Questo secondo figlio, il famoso “fratellino” che per lui è stato motivo di tanta attesa stressata, si è fatto attendere quattro anni. La domanda d’adozione è stata presentata nell’aprile 2005 e l’abbinamento è stato proposto nel novembre 2009, con una specifica: la sorellina (era una femmina) aveva già 6 anni e mezzo e un handicap. Nata focomelica. E’ priva dell’avambraccio sinistro. Il dettaglio non ha richiesto lunghe riflessioni: Stefania e suo marito si sentivano in grado di far fronte a un problema simile. E non hanno sbagliato, chi conosce la piccola, può confermare che questo è proprio l’ultimo dei suoi problemi. Ora le hanno anche fatto preparare una protesi mioelettrica, ma lei si trova più a suo agio senza.

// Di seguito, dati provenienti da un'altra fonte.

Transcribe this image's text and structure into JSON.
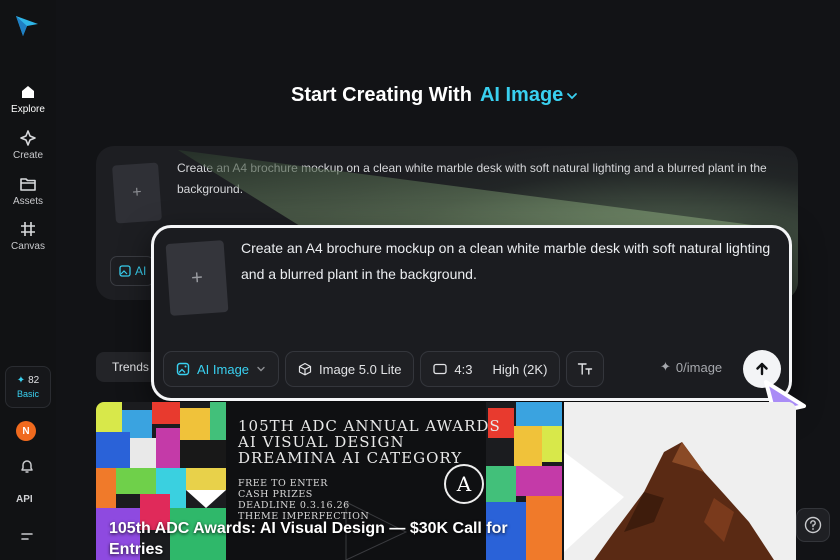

Del resto, essendo nata così, ha sviluppato tutte le abilità.
Con lei è come vivere quotidianamente sulle montagne russe. Vuole sempre i riflettori puntati addosso e lei fa in modo che non si spengano mai. Del resto, la sua è una storia di grande sofferenza, privazioni, violenze e d’abbandono che ricorda perfettamente. Non a caso ci sono voluti tre incontri, prima che venisse affidata definitivamente. Di lì a pochi giorni hanno scoperto che la provocazione, la sfida, l’affermazione della propria individualità sono le armi della piccola per tenere la situazione sotto controllo. I 55 giorni in Brasile, questa volta, sono stati un incubo. Vedevano il primo figlio soffrire per quel piccolo tsunami che gli aveva travolto famiglia e tranquillità.
“Possiamo anche dire di essere orgogliosi del cambiamento che lei ha fatto. E’ una bambina, ancora segnata dalle sofferenze vissute che però conquista tutti con la sua carica vitale e il sorriso”.
La strada è lunga per loro ma la fatica non li spaventa. Ormai sono abituati a lottare e a correre.